I wonder if when my therapists ask how my mental health is, and I say my depression and anxiety, etc is under control if it really is just me disassociating from it all.  Because honestly, I’m not entirely sure. But right now, it’s offering safety. And I can’t complain about safety.   And if depersonalization is what my body is doing to shield me from this Lyme Disease hell, okay. (Below : Seriously hard to recognize this old version of myself which wasn’t that long ago)

Depersonalization, derealization can be a way to cope with trauma.  In my case, health, medical, and emotional (because of the bullshit from so-called friends and medical PTSD).  So none of this is any bit of a surprise.  Additionally, toxins from microbial invaders interfere with nerve relapses in the brain.  I’m a mess.  THIS DISEASE is a mess because of what the western medical system has done and taught, and what the CDC refuses to do. My brain, my body, needs a damn break.

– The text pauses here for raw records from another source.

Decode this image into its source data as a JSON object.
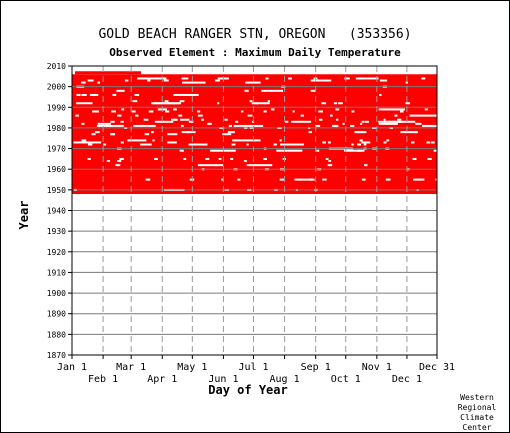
{
  "chart_data": {
    "type": "heatmap",
    "title": "GOLD BEACH RANGER STN, OREGON   (353356)",
    "subtitle": "Observed Element : Maximum Daily Temperature",
    "xlabel": "Day of Year",
    "ylabel": "Year",
    "ylim": [
      1870,
      2010
    ],
    "yticks": [
      1870,
      1880,
      1890,
      1900,
      1910,
      1920,
      1930,
      1940,
      1950,
      1960,
      1970,
      1980,
      1990,
      2000,
      2010
    ],
    "xlim": [
      1,
      365
    ],
    "xticks_top_row": [
      {
        "label": "Jan 1",
        "day": 1
      },
      {
        "label": "Mar 1",
        "day": 60
      },
      {
        "label": "May 1",
        "day": 121
      },
      {
        "label": "Jul 1",
        "day": 182
      },
      {
        "label": "Sep 1",
        "day": 244
      },
      {
        "label": "Nov 1",
        "day": 305
      },
      {
        "label": "Dec 31",
        "day": 365
      }
    ],
    "xticks_bottom_row": [
      {
        "label": "Feb 1",
        "day": 32
      },
      {
        "label": "Apr 1",
        "day": 91
      },
      {
        "label": "Jun 1",
        "day": 152
      },
      {
        "label": "Aug 1",
        "day": 213
      },
      {
        "label": "Oct 1",
        "day": 274
      },
      {
        "label": "Dec 1",
        "day": 335
      }
    ],
    "data_coverage": {
      "color": "#ff0000",
      "start_year": 1948,
      "end_year": 2005,
      "observed": "nearly all days observed, scattered gaps"
    },
    "grid": true
  },
  "credit": [
    "Western",
    "Regional",
    "Climate",
    "Center"
  ],
  "colors": {
    "data": "#ff0000",
    "grid_dashed": "#9a9a9a",
    "grid_solid": "#7a7a7a",
    "axis": "#000000"
  }
}
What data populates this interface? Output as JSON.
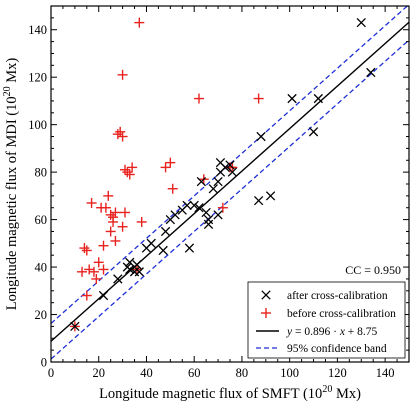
{
  "chart_data": {
    "type": "scatter",
    "xlabel_main": "Longitude magnetic flux of SMFT (10",
    "xlabel_exp": "20",
    "xlabel_end": " Mx)",
    "ylabel_main": "Longitude magnetic flux of MDI (10",
    "ylabel_exp": "20",
    "ylabel_end": " Mx)",
    "xlim": [
      0,
      150
    ],
    "ylim": [
      0,
      150
    ],
    "xticks": [
      "0",
      "20",
      "40",
      "60",
      "80",
      "100",
      "120",
      "140"
    ],
    "yticks": [
      "0",
      "20",
      "40",
      "60",
      "80",
      "100",
      "120",
      "140"
    ],
    "cc_label": "CC = 0.950",
    "fit": {
      "slope": 0.896,
      "intercept": 8.75,
      "band_offset": 7.5
    },
    "colors": {
      "after": "#000000",
      "before": "#e8231f",
      "fit": "#000000",
      "band": "#1f2fd6"
    },
    "series": [
      {
        "name": "after cross-calibration",
        "marker": "x",
        "points": [
          [
            10,
            15
          ],
          [
            22,
            28
          ],
          [
            28,
            35
          ],
          [
            32,
            40
          ],
          [
            33,
            39
          ],
          [
            33,
            42
          ],
          [
            35,
            38
          ],
          [
            36,
            41
          ],
          [
            37,
            38
          ],
          [
            40,
            48
          ],
          [
            42,
            50
          ],
          [
            47,
            47
          ],
          [
            48,
            55
          ],
          [
            50,
            60
          ],
          [
            52,
            62
          ],
          [
            55,
            64
          ],
          [
            57,
            66
          ],
          [
            58,
            48
          ],
          [
            60,
            66
          ],
          [
            62,
            65
          ],
          [
            63,
            76
          ],
          [
            65,
            63
          ],
          [
            66,
            60
          ],
          [
            66,
            58
          ],
          [
            68,
            73
          ],
          [
            70,
            62
          ],
          [
            70,
            76
          ],
          [
            71,
            84
          ],
          [
            71,
            80
          ],
          [
            73,
            82
          ],
          [
            75,
            83
          ],
          [
            76,
            80
          ],
          [
            87,
            68
          ],
          [
            88,
            95
          ],
          [
            92,
            70
          ],
          [
            101,
            111
          ],
          [
            110,
            97
          ],
          [
            112,
            111
          ],
          [
            130,
            143
          ],
          [
            134,
            122
          ]
        ]
      },
      {
        "name": "before cross-calibration",
        "marker": "+",
        "points": [
          [
            10,
            15
          ],
          [
            13,
            38
          ],
          [
            14,
            48
          ],
          [
            15,
            47
          ],
          [
            15,
            28
          ],
          [
            16,
            39
          ],
          [
            17,
            67
          ],
          [
            18,
            38
          ],
          [
            19,
            35
          ],
          [
            20,
            42
          ],
          [
            21,
            65
          ],
          [
            22,
            39
          ],
          [
            22,
            49
          ],
          [
            23,
            65
          ],
          [
            24,
            70
          ],
          [
            25,
            55
          ],
          [
            25,
            62
          ],
          [
            26,
            59
          ],
          [
            26,
            61
          ],
          [
            27,
            63
          ],
          [
            27,
            51
          ],
          [
            28,
            96
          ],
          [
            29,
            97
          ],
          [
            30,
            121
          ],
          [
            30,
            57
          ],
          [
            30,
            95
          ],
          [
            31,
            63
          ],
          [
            31,
            81
          ],
          [
            32,
            80
          ],
          [
            33,
            79
          ],
          [
            34,
            82
          ],
          [
            36,
            39
          ],
          [
            37,
            143
          ],
          [
            38,
            59
          ],
          [
            48,
            82
          ],
          [
            50,
            84
          ],
          [
            51,
            73
          ],
          [
            62,
            111
          ],
          [
            64,
            77
          ],
          [
            72,
            65
          ],
          [
            75,
            82
          ],
          [
            76,
            82
          ],
          [
            87,
            111
          ]
        ]
      }
    ],
    "legend": {
      "after": "after cross-calibration",
      "before": "before cross-calibration",
      "fit_prefix": "y",
      "fit_eq": " = 0.896 · ",
      "fit_x": "x",
      "fit_tail": " + 8.75",
      "band": "95% confidence band"
    }
  }
}
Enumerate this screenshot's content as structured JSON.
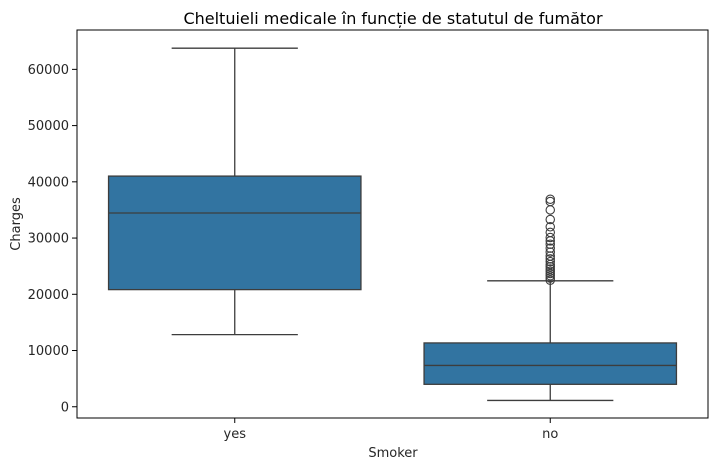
{
  "chart_data": {
    "type": "box",
    "title": "Cheltuieli medicale în funcție de statutul de fumător",
    "xlabel": "Smoker",
    "ylabel": "Charges",
    "categories": [
      "yes",
      "no"
    ],
    "ylim": [
      -2000,
      67000
    ],
    "yticks": [
      0,
      10000,
      20000,
      30000,
      40000,
      50000,
      60000
    ],
    "ytick_labels": [
      "0",
      "10000",
      "20000",
      "30000",
      "40000",
      "50000",
      "60000"
    ],
    "grid": false,
    "legend": "none",
    "box_color": "#3274a1",
    "line_color": "#3d3d3d",
    "boxes": [
      {
        "category": "yes",
        "whisker_low": 12830,
        "q1": 20830,
        "median": 34450,
        "q3": 41020,
        "whisker_high": 63770,
        "outliers": []
      },
      {
        "category": "no",
        "whisker_low": 1120,
        "q1": 3990,
        "median": 7350,
        "q3": 11350,
        "whisker_high": 22400,
        "outliers": [
          22500,
          22900,
          23300,
          23700,
          24100,
          24500,
          24900,
          25300,
          25800,
          26300,
          26800,
          27500,
          28200,
          28900,
          29500,
          30100,
          31000,
          32000,
          33300,
          35000,
          36500,
          36900
        ]
      }
    ]
  }
}
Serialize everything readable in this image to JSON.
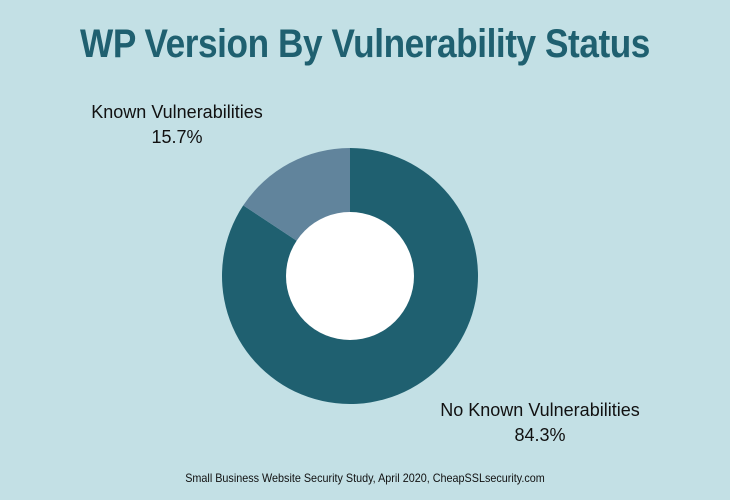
{
  "chart_data": {
    "type": "donut",
    "title": "WP Version By Vulnerability Status",
    "slices": [
      {
        "label": "No Known Vulnerabilities",
        "value": 84.3,
        "display": "84.3%",
        "color": "#1f6070"
      },
      {
        "label": "Known Vulnerabilities",
        "value": 15.7,
        "display": "15.7%",
        "color": "#61849c"
      }
    ],
    "center_color": "#ffffff"
  },
  "footer": "Small Business Website Security Study, April 2020, CheapSSLsecurity.com"
}
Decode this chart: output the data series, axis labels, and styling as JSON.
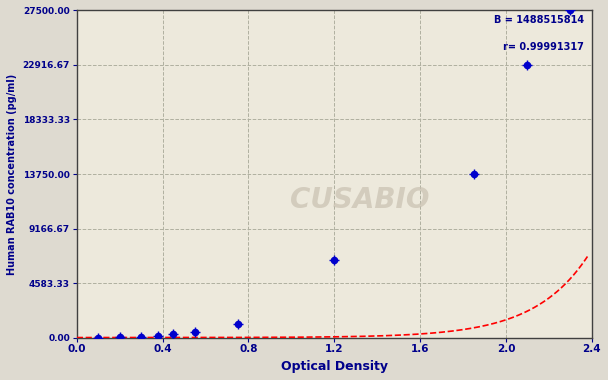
{
  "x_data": [
    0.1,
    0.2,
    0.3,
    0.38,
    0.45,
    0.55,
    0.75,
    1.2,
    1.85,
    2.1,
    2.3
  ],
  "y_data": [
    0,
    30,
    80,
    160,
    280,
    450,
    1100,
    6500,
    13750,
    22916.67,
    27500
  ],
  "xlabel": "Optical Density",
  "ylabel": "Human RAB10 concentration (pg/ml)",
  "xlim": [
    0.0,
    2.4
  ],
  "ylim": [
    0.0,
    27500.0
  ],
  "yticks": [
    0.0,
    4583.33,
    9166.67,
    13750.0,
    18333.33,
    22916.67,
    27500.0
  ],
  "ytick_labels": [
    "0.00",
    "4583.33",
    "9166.67",
    "13750.00",
    "18333.33",
    "22916.67",
    "27500.00"
  ],
  "xticks": [
    0.0,
    0.4,
    0.8,
    1.2,
    1.6,
    2.0,
    2.4
  ],
  "annotation_line1": "B = 1488515814",
  "annotation_line2": "r= 0.99991317",
  "watermark": "CUSABIO",
  "bg_color": "#dedad0",
  "plot_bg_color": "#ede9dc",
  "line_color": "#ff0000",
  "dot_color": "#0000cc",
  "grid_color": "#b0b0a0",
  "annotation_color": "#00008b",
  "text_color": "#00008b",
  "font_family": "DejaVu Sans"
}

So do millions of others.  The brain is so often the last part of the body to heal from this horrible disease (and it’s coinfections), so I’m going to guess, this will linger for a while.

If would be fantastic if all of us could get some goddamn help and be recognized by the medical system.

3 Replies to “Hello to My Fragmented Self”

  1. Wow Jill I had no idea. I have learned so much from you. Thanks!! I only see you in passing at you mom and dads when you are down visiting. You keep up the fight I can tell you are a strong person.

  2. I’m the luckiest Dad in the world to have two fighting daughters who tackle challenges in their world with gusto, informed research, an attitude of winning and defined progress. You, Jill, are absolutely amazing! Your family is so proud of you and we all love and respect you so much. Keep toppling those bug and human barriers!
    Dad

  3. My heart ❤️ aches for you. your dad is right, you are a fighter and you are an awesome individual. I don’t have words that can make things better for you. I just have the love and prayers that I can send to you and respect. But whether you realize it or not, your brain is working. You inherited your dad’s ability to write, express yourself, and put it on paper. I was truly amazed at how well you expressed yourself in this last blog. There are many things we go through in life that we can’t explain and don’t understand, but we are expected to hang onto our faith in God Almighty. So I send you power and strength to keep your faith.
    He has given you two loving animals and many grown crawlers to give you the incentive to go on because they need you. And I know what that is like because He has given me my kitties and my horses to keep me going and give me a reason to go on. Love, ❤️prayers and tremendous respect Lee.